Adım adım gelir yaşlılık. Yine de habersiz yakalanmış gibi ürpeririz fark ettiğimizde. İnsanı kendiyle yüzleşmeye davet eder aslında. Bilgeliğin keşfi için ruhun saf tepelerine doğru bir davettir. Belki de hikâye asıl şimdi başlıyordur. Öyle ya, bellekteki en canlı resimler son gördüğümüz resimlerdir. Nasıl hatırlanmak istiyorsak öyle yaşayacağımız günler başlamıştır.
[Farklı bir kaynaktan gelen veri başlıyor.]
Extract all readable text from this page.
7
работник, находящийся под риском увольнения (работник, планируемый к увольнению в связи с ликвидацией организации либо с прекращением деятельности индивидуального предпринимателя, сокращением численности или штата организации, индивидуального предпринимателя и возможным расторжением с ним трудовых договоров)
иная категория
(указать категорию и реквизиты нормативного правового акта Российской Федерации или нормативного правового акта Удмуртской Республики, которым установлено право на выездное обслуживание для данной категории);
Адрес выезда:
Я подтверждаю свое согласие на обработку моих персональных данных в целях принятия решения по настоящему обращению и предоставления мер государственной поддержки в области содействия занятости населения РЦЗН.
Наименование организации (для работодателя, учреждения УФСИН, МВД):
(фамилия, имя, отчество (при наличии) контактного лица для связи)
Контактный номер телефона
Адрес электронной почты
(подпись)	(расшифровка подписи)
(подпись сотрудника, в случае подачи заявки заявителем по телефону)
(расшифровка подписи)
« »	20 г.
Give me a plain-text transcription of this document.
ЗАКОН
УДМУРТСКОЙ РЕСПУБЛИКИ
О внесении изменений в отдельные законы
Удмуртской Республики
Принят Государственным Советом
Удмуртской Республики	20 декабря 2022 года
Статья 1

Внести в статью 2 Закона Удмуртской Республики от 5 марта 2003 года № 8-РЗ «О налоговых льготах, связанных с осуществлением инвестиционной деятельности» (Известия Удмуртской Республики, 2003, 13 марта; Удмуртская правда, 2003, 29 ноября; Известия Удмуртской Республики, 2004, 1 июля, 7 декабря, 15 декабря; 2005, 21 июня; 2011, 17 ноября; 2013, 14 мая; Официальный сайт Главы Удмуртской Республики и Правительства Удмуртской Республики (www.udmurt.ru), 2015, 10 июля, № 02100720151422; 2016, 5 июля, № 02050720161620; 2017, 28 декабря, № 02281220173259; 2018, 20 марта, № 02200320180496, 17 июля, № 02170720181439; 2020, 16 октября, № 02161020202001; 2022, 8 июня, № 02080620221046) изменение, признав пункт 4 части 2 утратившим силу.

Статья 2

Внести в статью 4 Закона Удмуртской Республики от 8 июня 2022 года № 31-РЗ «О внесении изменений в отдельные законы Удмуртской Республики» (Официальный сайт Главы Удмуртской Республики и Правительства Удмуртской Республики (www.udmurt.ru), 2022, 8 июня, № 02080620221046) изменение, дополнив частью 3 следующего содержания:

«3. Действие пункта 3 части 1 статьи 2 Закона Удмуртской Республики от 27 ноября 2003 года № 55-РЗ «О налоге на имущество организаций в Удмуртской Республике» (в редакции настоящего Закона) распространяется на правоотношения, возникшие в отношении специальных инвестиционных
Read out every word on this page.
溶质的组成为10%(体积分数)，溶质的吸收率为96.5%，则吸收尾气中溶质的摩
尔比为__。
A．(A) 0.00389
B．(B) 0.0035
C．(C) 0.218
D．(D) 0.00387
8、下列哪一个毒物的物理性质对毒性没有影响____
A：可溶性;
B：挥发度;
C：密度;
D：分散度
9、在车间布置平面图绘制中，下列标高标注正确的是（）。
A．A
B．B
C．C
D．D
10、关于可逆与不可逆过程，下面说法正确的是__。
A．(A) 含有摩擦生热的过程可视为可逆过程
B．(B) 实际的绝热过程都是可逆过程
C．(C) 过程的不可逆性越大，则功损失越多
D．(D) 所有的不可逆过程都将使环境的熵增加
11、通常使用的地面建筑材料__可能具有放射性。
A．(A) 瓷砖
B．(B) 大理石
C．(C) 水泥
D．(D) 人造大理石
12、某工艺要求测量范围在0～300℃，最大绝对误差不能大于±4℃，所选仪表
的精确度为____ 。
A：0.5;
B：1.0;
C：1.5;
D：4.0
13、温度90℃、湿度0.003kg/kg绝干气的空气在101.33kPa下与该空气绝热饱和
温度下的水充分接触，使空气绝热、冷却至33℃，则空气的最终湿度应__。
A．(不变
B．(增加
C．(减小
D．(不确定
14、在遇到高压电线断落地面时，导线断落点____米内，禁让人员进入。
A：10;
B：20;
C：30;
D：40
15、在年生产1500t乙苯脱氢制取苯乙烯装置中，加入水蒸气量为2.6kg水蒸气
İnsan özünde bu değişiklikleri kavrayacak güce sahiptir. Erikson'a göre yaşlılıktaki benlik bütünlüğü evresinde, daha evvelki psikososyal evrelerde kazanılmış özellikler iyice olgunlaşır ve bir bütünlük kazanır. Bu evrede, benlik bütünlüğüyle çaresizlik arasındaki mücadeleden bilgelik doğar.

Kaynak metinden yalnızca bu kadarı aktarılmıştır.